Eric Sutherland, My view is that we have reached a de facto peak in oil production because new consumers in India and China are entering the market and raising the priceof oil, yet no significant increase in supply emerging. The consequence is an ever growing competition for a limited oil supply. Given a choice between affordable but limited range plug in hybrid or all electrical vehicle and a longer range, but prohibitively expensive to operate gasoline vehicle many and perhaps most consumers would prefer the former. Consumers certainly would all electric of hybrids to no autos, which is the option you seem to prefer.

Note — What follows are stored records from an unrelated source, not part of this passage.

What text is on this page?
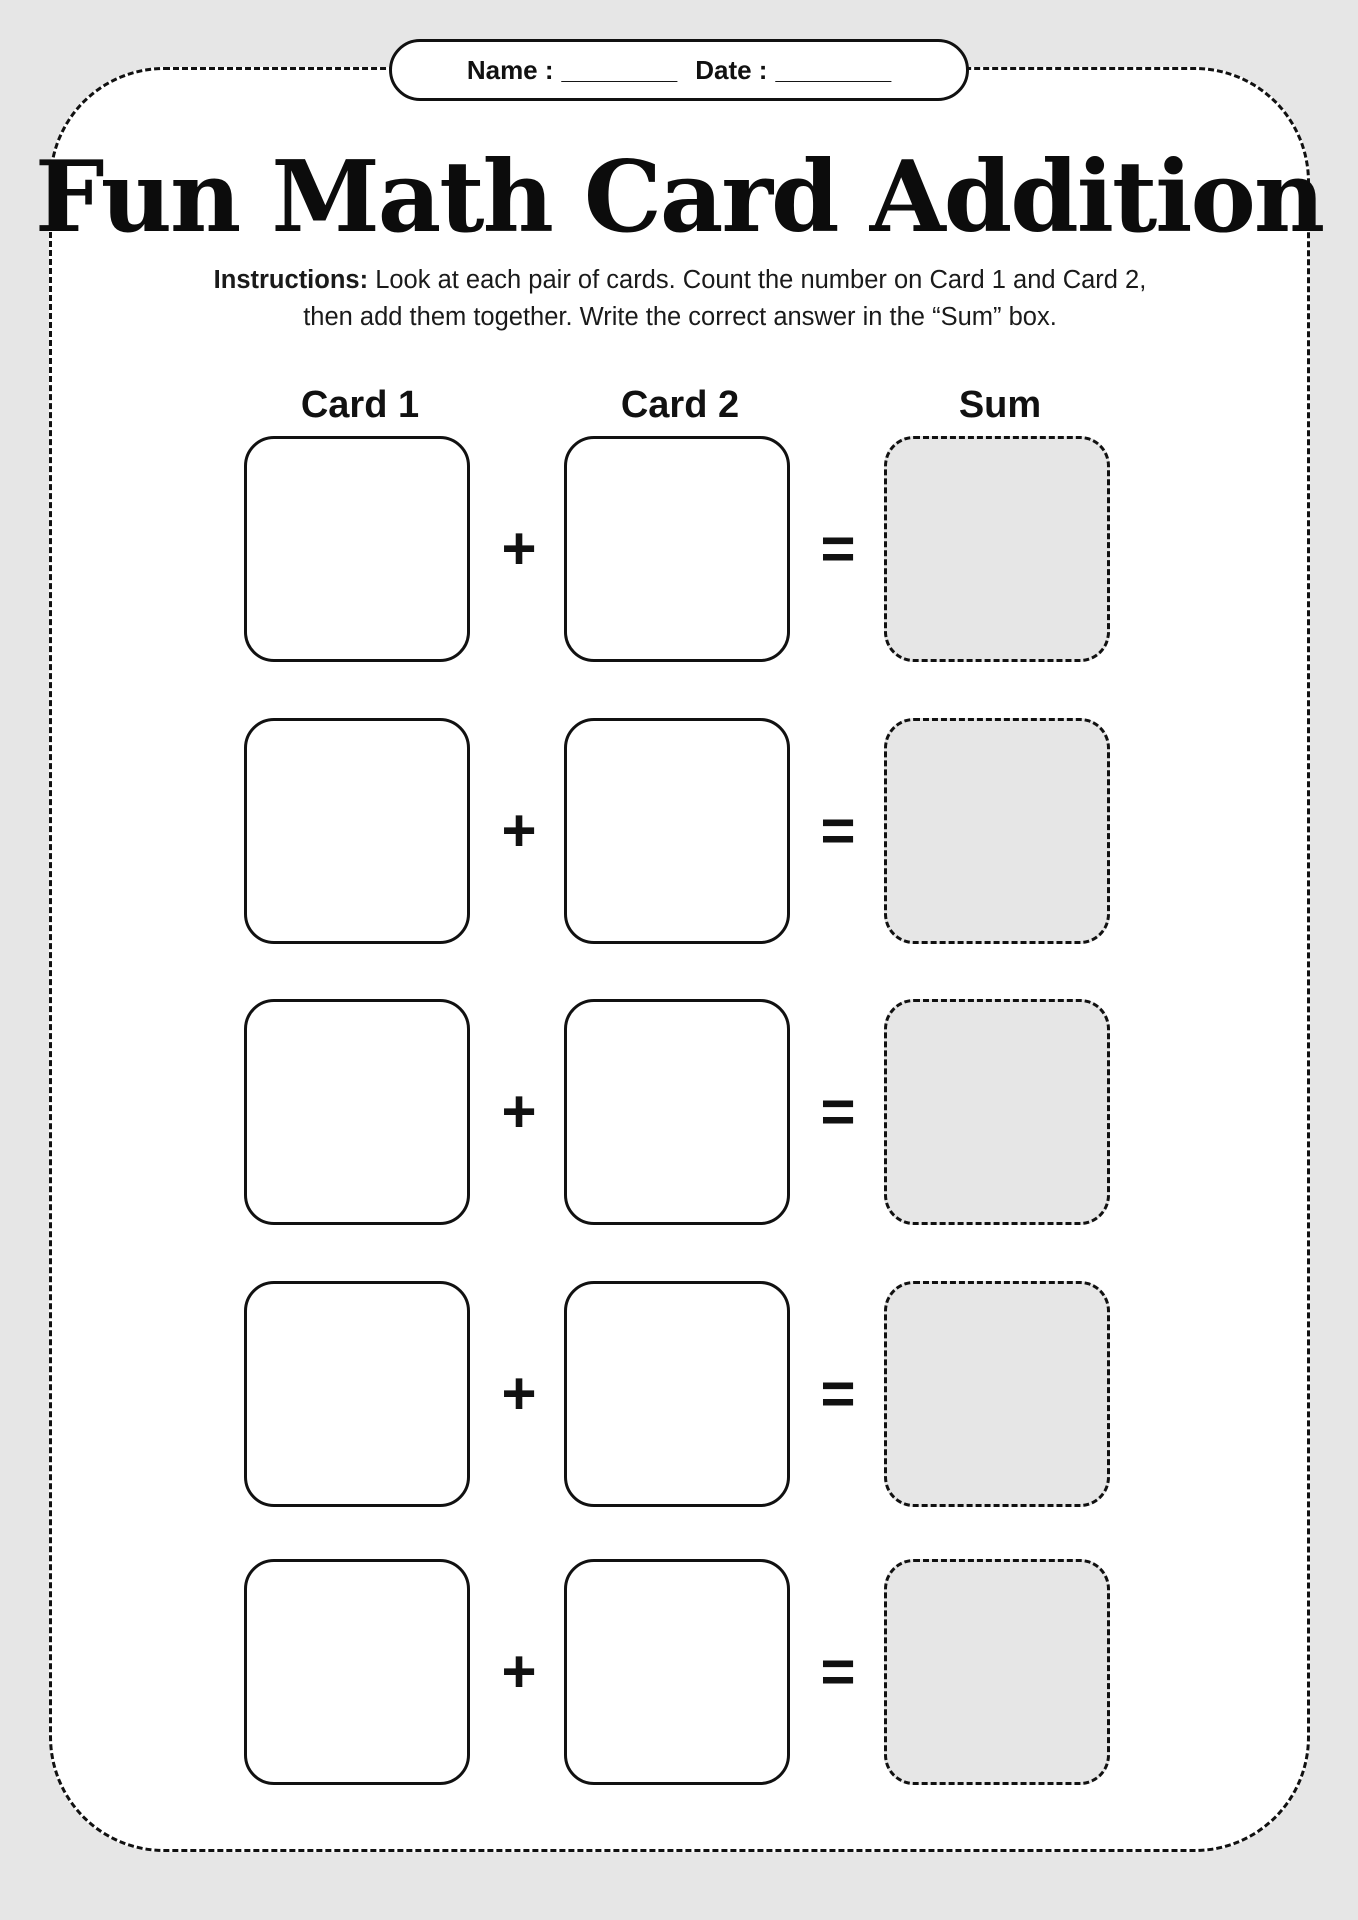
Name : ________ Date : ________
Fun Math Card Addition
Instructions: Look at each pair of cards. Count the number on Card 1 and Card 2,
then add them together. Write the correct answer in the “Sum” box.
Card 1	Card 2	Sum
+	=
+	=
+	=
+	=
+	=
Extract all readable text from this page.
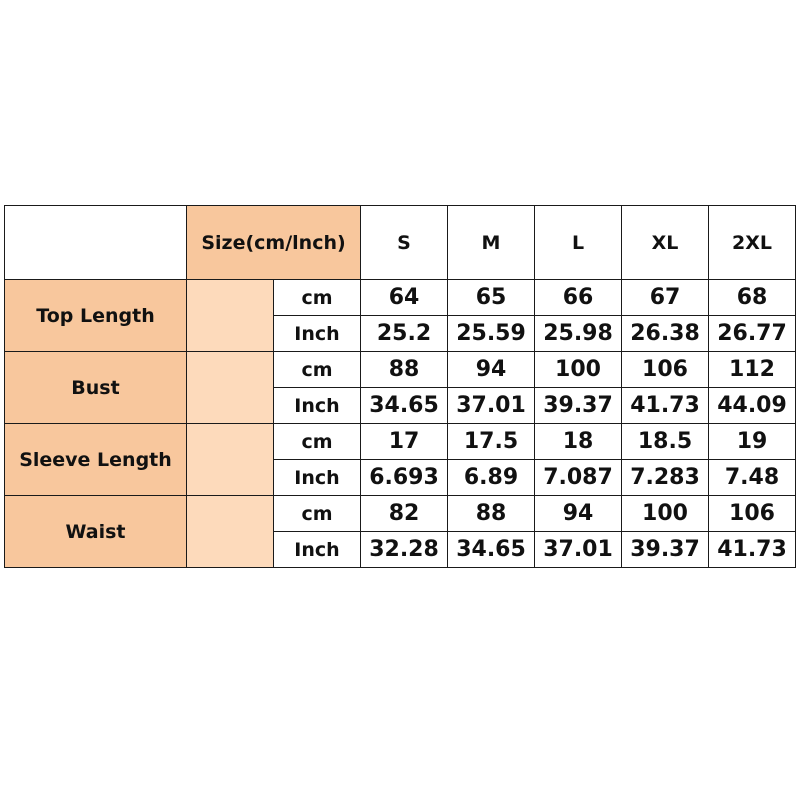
	Size(cm/lnch)		S	M	L	XL	2XL
Top Length		cm	64	65	66	67	68
		Inch	25.2	25.59	25.98	26.38	26.77
Bust		cm	88	94	100	106	112
		Inch	34.65	37.01	39.37	41.73	44.09
Sleeve Length		cm	17	17.5	18	18.5	19
		Inch	6.693	6.89	7.087	7.283	7.48
Waist		cm	82	88	94	100	106
		Inch	32.28	34.65	37.01	39.37	41.73
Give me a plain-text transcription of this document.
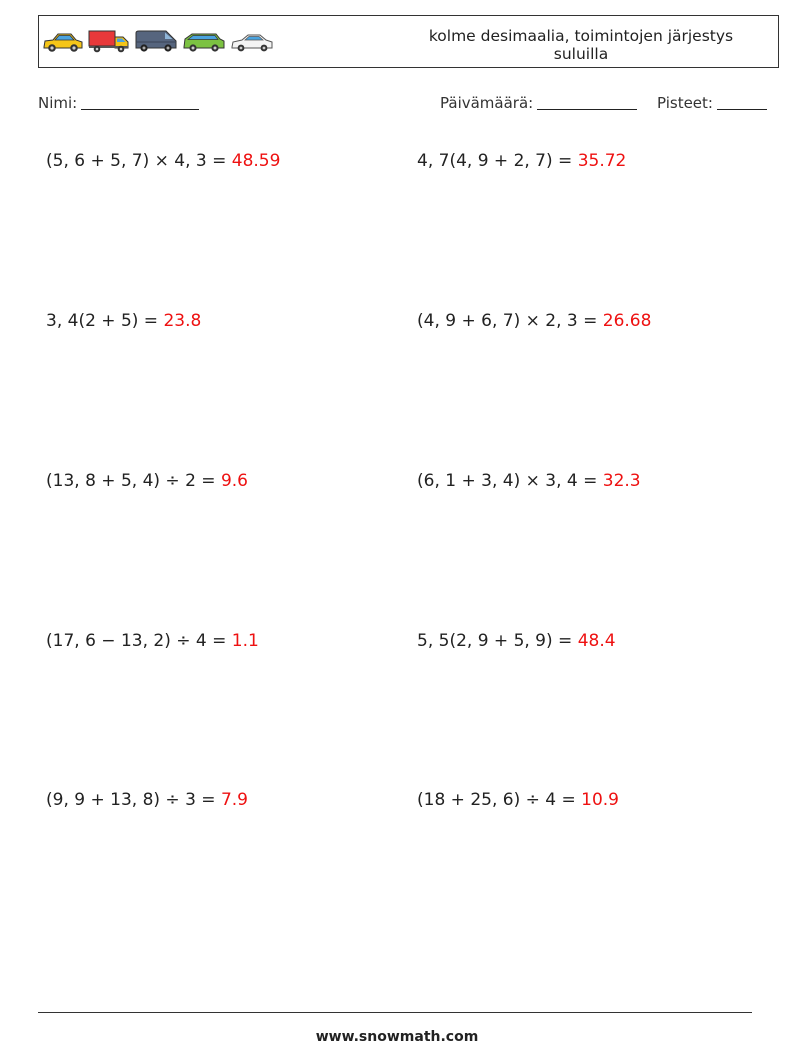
kolme desimaalia, toimintojen järjestys suluilla
Nimi:	Päivämäärä:	Pisteet:
(5, 6 + 5, 7) × 4, 3 = 48.59	4, 7(4, 9 + 2, 7) = 35.72
3, 4(2 + 5) = 23.8	(4, 9 + 6, 7) × 2, 3 = 26.68
(13, 8 + 5, 4) ÷ 2 = 9.6	(6, 1 + 3, 4) × 3, 4 = 32.3
(17, 6 − 13, 2) ÷ 4 = 1.1	5, 5(2, 9 + 5, 9) = 48.4
(9, 9 + 13, 8) ÷ 3 = 7.9	(18 + 25, 6) ÷ 4 = 10.9
www.snowmath.com
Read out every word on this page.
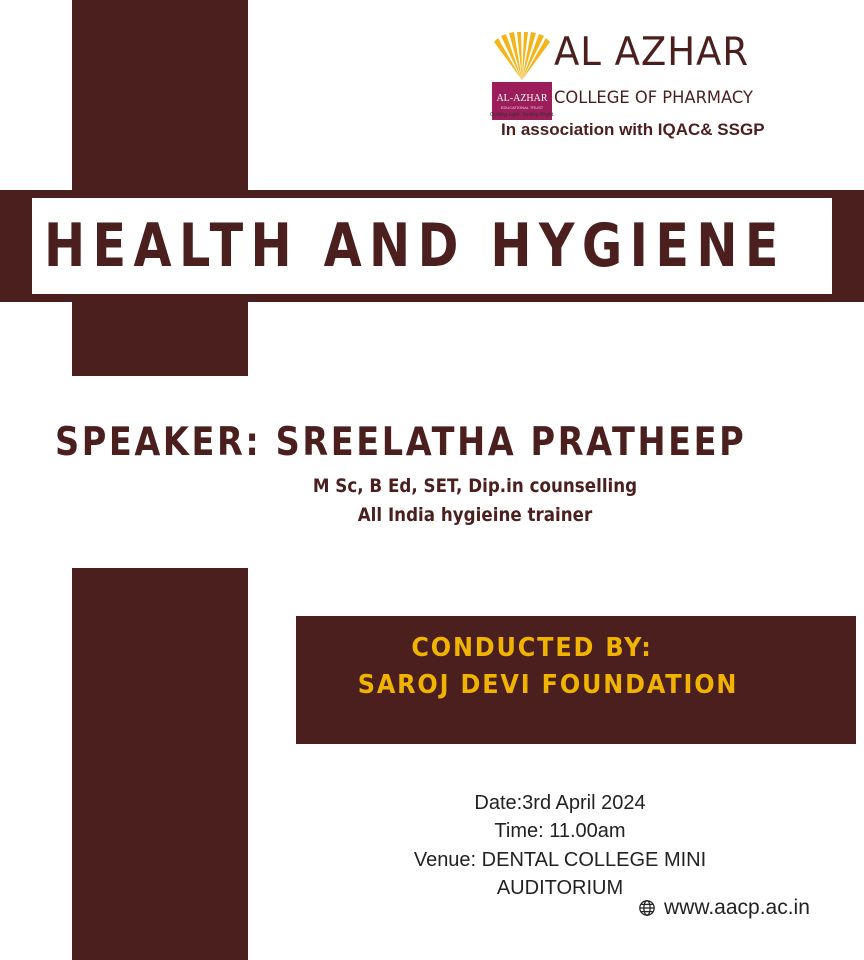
HEALTH AND HYGIENE
AL-AZHAR
EDUCATIONAL TRUST
Guiding Light. Smiling Bright.
AL AZHAR
COLLEGE OF PHARMACY
In association with IQAC& SSGP
SPEAKER: SREELATHA PRATHEEP
M Sc, B Ed, SET, Dip.in counselling
All India hygieine trainer
CONDUCTED BY:
SAROJ DEVI FOUNDATION
Date:3rd April 2024
Time: 11.00am
Venue: DENTAL COLLEGE MINI
AUDITORIUM
www.aacp.ac.in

You keep engaging in mystification by using the word “cornucopianism” without supplying a definition, thus substitution pure verbosity, or the warmer kind, for facts and analysis. I do know where resources are going to come from. I can point to proven means of generating electricity through nuclear power, thermal electric generation processes, and geothermal energy.
You come across as a neo-luddite, forgive me me if I am wrong. I do not know what your cradintiasls are, but I have yet to encounter a critic of nuclear power who understands such fundamentals as the differences between reactor types, the half life of fission daughter products, or the difference between weapons grade plutonium and reactor grade plutonium.
Your views of an impoverished but happy society are to say the least absurdly utopian. It is not clear whether you believe that a post carbon society is technologically impossible, or if you are simply a romantic anti-materialist, but an impoverished soiety such as you desire could well be one riddled with conflict and tension, rather than happy and healthy as you think.
You do seem to have a very good oppenion of yourself and people who accept your “vision as their guide.” You claim that you and they are”the only people that are making any difference in the world.” Oh but aren’t we pleased with ourselves.